Das digitale Format des „BSIKongresses“ und vermutlich auch die kostenlose Teilnahmemöglichkeit haben dieses Jahr insgesamt über 8.000 Besucher:innen angelockt, die den Live-Vorträgen und Einspielern per Videostream gelauscht, sich an virtuellen Messeständen informiert und in Chatrooms ausgetauscht haben. Einer Umfrage am ersten Kongresstag zufolge kamen 43 % der Teilnehmer:innen aus Staat/Verwaltung, 27 % als IT-Anwender aus der Wirtschaft, 18 % waren IT-Hersteller, 7 % Privatleute sowie Studierende und 5 % haben sich in der Gruppe „Gesellschaft“ eingeordnet, zu der NGOs, Initiativen, Verbände et cetera zählen.
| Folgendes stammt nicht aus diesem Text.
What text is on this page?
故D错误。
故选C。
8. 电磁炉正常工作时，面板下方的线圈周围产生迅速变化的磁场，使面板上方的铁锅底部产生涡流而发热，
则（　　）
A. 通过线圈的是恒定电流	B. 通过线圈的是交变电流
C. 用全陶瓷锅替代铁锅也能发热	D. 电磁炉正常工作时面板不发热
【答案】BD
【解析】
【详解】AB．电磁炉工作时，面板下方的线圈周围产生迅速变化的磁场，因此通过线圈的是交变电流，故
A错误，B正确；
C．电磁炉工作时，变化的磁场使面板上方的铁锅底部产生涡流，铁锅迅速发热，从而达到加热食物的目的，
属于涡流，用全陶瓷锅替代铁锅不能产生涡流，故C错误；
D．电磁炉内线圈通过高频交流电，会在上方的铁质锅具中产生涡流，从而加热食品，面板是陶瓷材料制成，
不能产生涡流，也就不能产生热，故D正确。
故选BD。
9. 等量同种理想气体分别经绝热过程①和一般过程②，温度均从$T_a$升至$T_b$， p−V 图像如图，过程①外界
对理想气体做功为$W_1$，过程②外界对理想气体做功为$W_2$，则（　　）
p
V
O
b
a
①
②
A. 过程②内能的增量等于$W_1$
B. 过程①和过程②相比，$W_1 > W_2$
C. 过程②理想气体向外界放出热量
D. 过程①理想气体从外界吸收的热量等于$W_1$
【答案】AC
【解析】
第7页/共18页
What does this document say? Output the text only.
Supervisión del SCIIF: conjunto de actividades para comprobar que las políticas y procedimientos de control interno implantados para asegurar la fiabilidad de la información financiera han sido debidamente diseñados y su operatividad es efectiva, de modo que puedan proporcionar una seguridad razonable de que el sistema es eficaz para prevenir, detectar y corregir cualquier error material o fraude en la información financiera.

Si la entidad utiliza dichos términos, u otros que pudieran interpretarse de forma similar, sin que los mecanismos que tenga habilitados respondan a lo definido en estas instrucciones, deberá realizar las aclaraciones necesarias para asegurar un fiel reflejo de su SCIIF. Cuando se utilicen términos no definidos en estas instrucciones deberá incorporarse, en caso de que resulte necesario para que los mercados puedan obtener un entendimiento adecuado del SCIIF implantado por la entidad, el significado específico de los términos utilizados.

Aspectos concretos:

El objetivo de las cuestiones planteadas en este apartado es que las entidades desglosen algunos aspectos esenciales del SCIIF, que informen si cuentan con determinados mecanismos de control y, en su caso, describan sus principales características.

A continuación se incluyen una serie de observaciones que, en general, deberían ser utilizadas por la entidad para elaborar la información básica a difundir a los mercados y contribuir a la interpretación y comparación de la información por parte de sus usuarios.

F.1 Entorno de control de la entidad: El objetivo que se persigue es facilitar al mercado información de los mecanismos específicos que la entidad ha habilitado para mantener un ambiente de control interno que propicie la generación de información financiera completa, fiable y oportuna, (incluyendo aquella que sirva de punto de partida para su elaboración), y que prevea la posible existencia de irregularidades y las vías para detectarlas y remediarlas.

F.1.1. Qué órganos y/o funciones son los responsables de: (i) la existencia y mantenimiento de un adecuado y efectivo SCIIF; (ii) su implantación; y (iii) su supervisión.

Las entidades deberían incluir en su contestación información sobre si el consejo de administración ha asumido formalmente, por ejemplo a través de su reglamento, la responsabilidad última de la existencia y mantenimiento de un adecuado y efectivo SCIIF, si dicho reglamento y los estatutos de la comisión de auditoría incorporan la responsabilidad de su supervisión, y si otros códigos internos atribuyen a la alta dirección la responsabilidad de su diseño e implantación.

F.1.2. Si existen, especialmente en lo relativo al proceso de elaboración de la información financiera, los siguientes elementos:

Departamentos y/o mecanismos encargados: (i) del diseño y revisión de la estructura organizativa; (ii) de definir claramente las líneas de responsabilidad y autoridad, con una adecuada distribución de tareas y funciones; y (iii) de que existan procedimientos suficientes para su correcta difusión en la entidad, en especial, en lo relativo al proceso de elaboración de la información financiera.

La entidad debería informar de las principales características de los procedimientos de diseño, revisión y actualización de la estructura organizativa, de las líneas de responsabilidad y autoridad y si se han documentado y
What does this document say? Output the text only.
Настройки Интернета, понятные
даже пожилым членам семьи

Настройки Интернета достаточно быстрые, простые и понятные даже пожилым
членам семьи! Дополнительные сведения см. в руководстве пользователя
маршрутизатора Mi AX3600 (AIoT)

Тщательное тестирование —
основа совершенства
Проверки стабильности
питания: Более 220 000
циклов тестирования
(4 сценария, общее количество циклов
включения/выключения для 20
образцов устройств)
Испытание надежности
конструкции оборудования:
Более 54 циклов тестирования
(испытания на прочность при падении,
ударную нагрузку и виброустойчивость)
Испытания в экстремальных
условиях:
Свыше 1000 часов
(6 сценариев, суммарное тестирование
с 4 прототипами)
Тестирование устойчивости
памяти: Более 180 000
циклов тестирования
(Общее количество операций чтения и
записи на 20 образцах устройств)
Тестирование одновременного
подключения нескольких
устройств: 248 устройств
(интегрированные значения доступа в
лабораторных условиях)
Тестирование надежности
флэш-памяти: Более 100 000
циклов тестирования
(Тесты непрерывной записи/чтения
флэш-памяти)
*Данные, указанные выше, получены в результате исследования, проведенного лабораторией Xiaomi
Angesichts des digitalen Formats wurden die 30 Fachvorträge des Kongresses als Kurzfassung in 15–20 Minuten gehalten – die üblichen Langfassungen der eingereichten Paper standen an der virtuellen Anmeldung gesammelt zum Download zur Verfügung und sind in gedruckter Form als Tagungsband im SecuMedia-Verlag erschienen (siehe Kasten auf S. 28).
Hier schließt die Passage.